West Bengal

Transgender at the top

Print edition : June 26, 2015

Manabi Bandyopadhyay. Photo: Sanjoy Ghosh

For the first time in India, a transgender academic has been made the head of an advanced educational institute. Manabi Bandyopadhyay created history when she recently became the first transgender principal of Krishnanagar Women’s College in Nadia district. An associate professor of Bengali at the Vivekananda Satobarshiki Mahavidyalay in Pashchim Medinipur district, Manabi took charge of her new office on June 9.

Born Somnath Bandopadhyay in 1966, Manabi grew up in Naihati in North 24 Parganas district. She has a Ph.D in Bengali and has been in academics for more than 20 years. She is an author and has penned a bestseller novel, “Endless Bondage” (English translation), which was published in 2002, and an academic book, “Third gender in Bengali Society and Literature” (2012). She is also the editor and publisher of Sub-human, the only magazine in the country that deals with transgender issues. “I have been bringing out this magazine for the last 20 years entirely from my own funds. I have received absolutely no financial help from anybody,” said Manabi. In 2003, she underwent a well-publicised sex-change operation, and has been a symbol for the cause of the rights of the transgender community. Manabi has an adopted son, Debashish Manabiputra.

“I never wanted the job of a principal. I wanted to continue teaching; but I also needed to be closer to my 92-year-old-father, and Krishnanagar is closer to Naihati than Jhargram where I have been teaching for the last two decades. I must also say that I have suffered a lot in my whole career, particularly at the hands of those who resented the fact that I was actually very good at my job,” Manabi told Frontline.

When she applied for the post online and had to state her gender, there were only two categories to choose from—“Male” and “Female”, and she applied under the “Female” category. “At the interview, the form I had to fill up had “Others” as a category against gender. There I wrote “Transgender,” she said. As news of her appointment broke, she admitted she was flooded with phone calls and messages and media attention. “Frankly, the situation is driving me crazy,” she said.

Witty, and often scathing with her words, one can feel an underlying resentment at being categorised. “Why should people consider my being made a principal of a college such a big achievement? I believe my achievement of being a professor and teacher is as big an accomplishment.” She maintained that whatever prejudice she faced, it was never from her students.
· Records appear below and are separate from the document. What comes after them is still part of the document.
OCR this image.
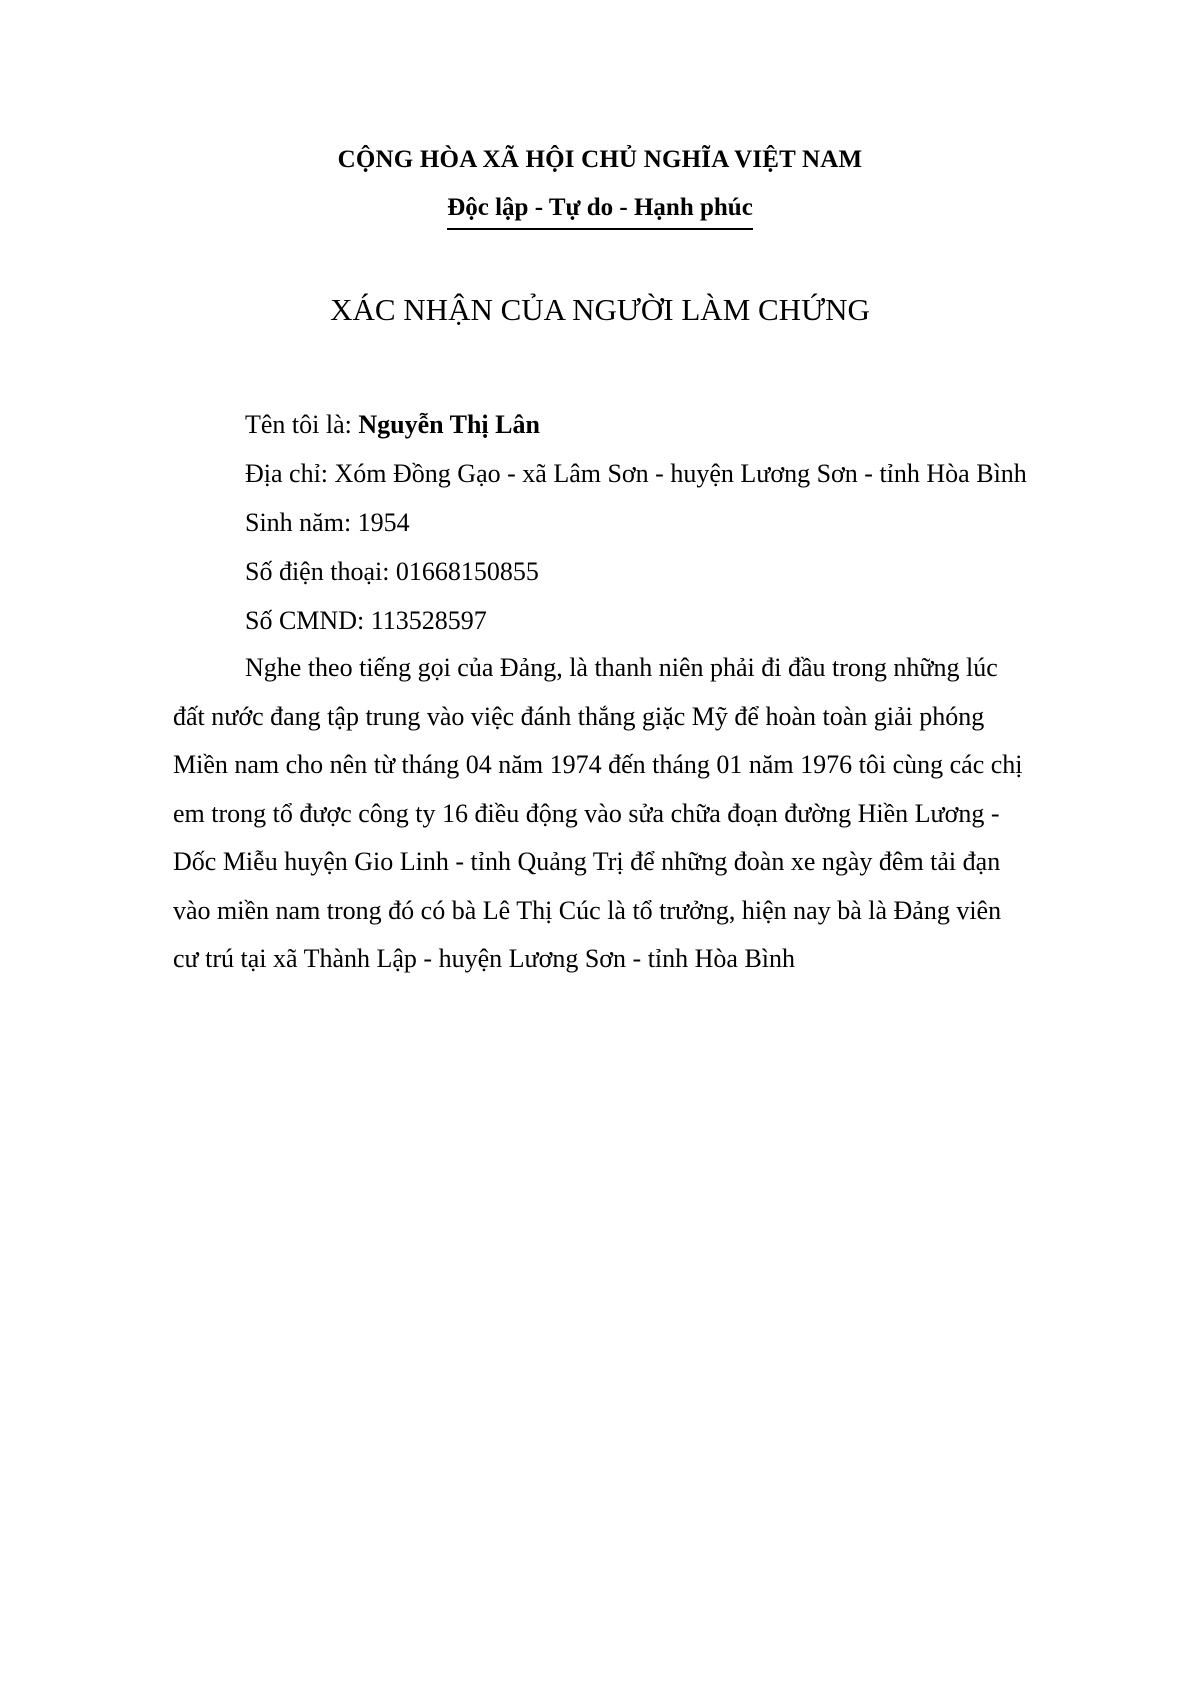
CỘNG HÒA XÃ HỘI CHỦ NGHĨA VIỆT NAM

Độc lập - Tự do - Hạnh phúc
XÁC NHẬN CỦA NGƯỜI LÀM CHỨNG
Tên tôi là: Nguyễn Thị Lân
Địa chỉ: Xóm Đồng Gạo - xã Lâm Sơn - huyện Lương Sơn - tỉnh Hòa Bình
Sinh năm: 1954
Số điện thoại: 01668150855
Số CMND: 113528597
Nghe theo tiếng gọi của Đảng, là thanh niên phải đi đầu trong những lúc
đất nước đang tập trung vào việc đánh thắng giặc Mỹ để hoàn toàn giải phóng
Miền nam cho nên từ tháng 04 năm 1974 đến tháng 01 năm 1976 tôi cùng các chị
em trong tổ được công ty 16 điều động vào sửa chữa đoạn đường Hiền Lương -
Dốc Miễu huyện Gio Linh - tỉnh Quảng Trị để những đoàn xe ngày đêm tải đạn
vào miền nam trong đó có bà Lê Thị Cúc là tổ trưởng, hiện nay bà là Đảng viên
cư trú tại xã Thành Lập - huyện Lương Sơn - tỉnh Hòa Bình
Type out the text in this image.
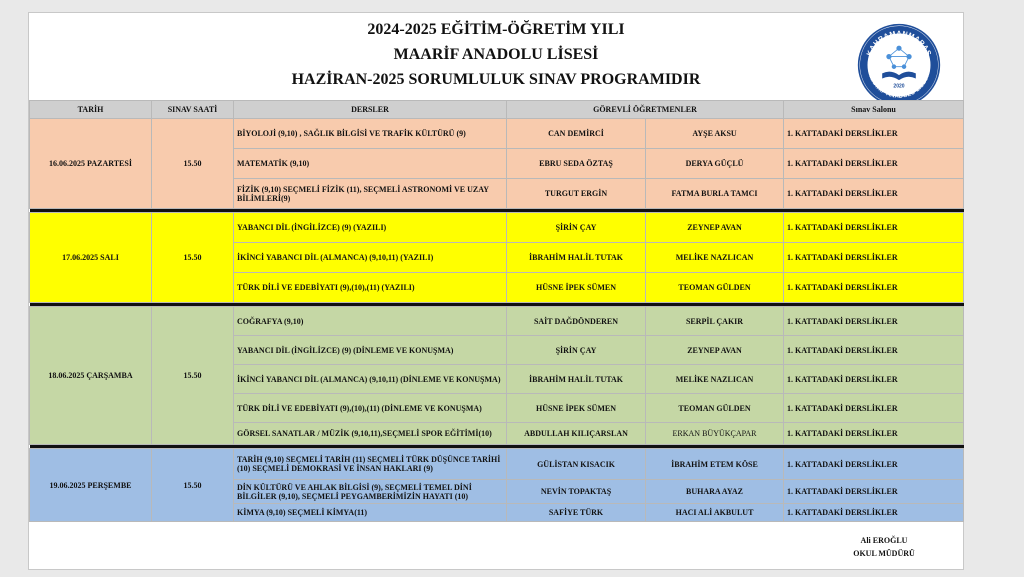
2024-2025 EĞİTİM-ÖĞRETİM YILI
MAARİF ANADOLU LİSESİ
HAZİRAN-2025 SORUMLULUK SINAV PROGRAMIDIR
KAHRAMANMARAŞ
MAARİF ANADOLU LİSESİ
2020
TARİH	SINAV SAATİ	DERSLER	GÖREVLİ ÖĞRETMENLER		Sınav Salonu
16.06.2025 PAZARTESİ	15.50	BİYOLOJİ (9,10) , SAĞLIK BİLGİSİ VE TRAFİK KÜLTÜRÜ (9)	CAN DEMİRCİ	AYŞE AKSU	1. KATTADAKİ DERSLİKLER
		MATEMATİK (9,10)	EBRU SEDA ÖZTAŞ	DERYA GÜÇLÜ	1. KATTADAKİ DERSLİKLER
		FİZİK (9,10) SEÇMELİ FİZİK (11), SEÇMELİ ASTRONOMİ VE UZAY BİLİMLERİ(9)	TURGUT ERGİN	FATMA BURLA TAMCI	1. KATTADAKİ DERSLİKLER

17.06.2025 SALI	15.50	YABANCI DİL (İNGİLİZCE) (9) (YAZILI)	ŞİRİN ÇAY	ZEYNEP AVAN	1. KATTADAKİ DERSLİKLER
		İKİNCİ YABANCI DİL (ALMANCA) (9,10,11) (YAZILI)	İBRAHİM HALİL TUTAK	MELİKE NAZLICAN	1. KATTADAKİ DERSLİKLER
		TÜRK DİLİ VE EDEBİYATI (9),(10),(11) (YAZILI)	HÜSNE İPEK SÜMEN	TEOMAN GÜLDEN	1. KATTADAKİ DERSLİKLER

18.06.2025 ÇARŞAMBA	15.50	COĞRAFYA (9,10)	SAİT DAĞDÖNDEREN	SERPİL ÇAKIR	1. KATTADAKİ DERSLİKLER
		YABANCI DİL (İNGİLİZCE) (9) (DİNLEME VE KONUŞMA)	ŞİRİN ÇAY	ZEYNEP AVAN	1. KATTADAKİ DERSLİKLER
		İKİNCİ YABANCI DİL (ALMANCA) (9,10,11) (DİNLEME VE KONUŞMA)	İBRAHİM HALİL TUTAK	MELİKE NAZLICAN	1. KATTADAKİ DERSLİKLER
		TÜRK DİLİ VE EDEBİYATI (9),(10),(11) (DİNLEME VE KONUŞMA)	HÜSNE İPEK SÜMEN	TEOMAN GÜLDEN	1. KATTADAKİ DERSLİKLER
		GÖRSEL SANATLAR / MÜZİK (9,10,11),SEÇMELİ SPOR EĞİTİMİ(10)	ABDULLAH KILIÇARSLAN	ERKAN BÜYÜKÇAPAR	1. KATTADAKİ DERSLİKLER

19.06.2025 PERŞEMBE	15.50	TARİH (9,10) SEÇMELİ TARİH (11) SEÇMELİ TÜRK DÜŞÜNCE TARİHİ (10) SEÇMELİ DEMOKRASİ VE İNSAN HAKLARI (9)	GÜLİSTAN KISACIK	İBRAHİM ETEM KÖSE	1. KATTADAKİ DERSLİKLER
		DİN KÜLTÜRÜ VE AHLAK BİLGİSİ (9), SEÇMELİ TEMEL DİNİ BİLGİLER (9,10), SEÇMELİ PEYGAMBERİMİZİN HAYATI (10)	NEVİN TOPAKTAŞ	BUHARA AYAZ	1. KATTADAKİ DERSLİKLER
		KİMYA (9,10) SEÇMELİ KİMYA(11)	SAFİYE TÜRK	HACI ALİ AKBULUT	1. KATTADAKİ DERSLİKLER
Ali EROĞLU
OKUL MÜDÜRÜ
Not one to mince her words, Manabi told Frontline that she does not have any “motto” regarding her newly assumed position. “This is a profession for me; and I will perform my duties to the best of my abilities, as I have always done. I have suffered for my commitment, but that has not made me shy away from my duties,” she said.

In a society where prejudices are hard to overcome and anything that is perceived as “not normal” is treated with ridicule and mistrust, transgenders have been among the most marginalised and misunderstood. Manabi’s appointment has been hailed as a progressive and socially important step. Rattan Lal Hangloo, eminent historian and Vice-Chancellor of Kalyani University (to which Krishnanagar Women’s College is affiliated), said, “Kalyani University welcomes this decision. She (Manabi) is a fine human being, a good academic, and an able administrator. The government step deserves appreciation. We are hopeful it will empower other members of the transgender community.”

Even those who have been often critical of the State government have voiced their appreciation for this move. Sampa Sen, associate professor of Bengali in Hooghly Mohsin College told Frontline, “I do not support many things that the State government has done, but I fully endorse this appointment. Manabi Bandopadhyay has had to struggle very hard and she has achieved a lot. But there will be more challenges ahead for her,” said Sen.

Manabi herself feels that the Trinamool Congress government has been sympathetic to her situation. “It was only after this government came to power that I got proper recognition, and I was officially and legally allowed to be Manabi and not Somnath,” she said.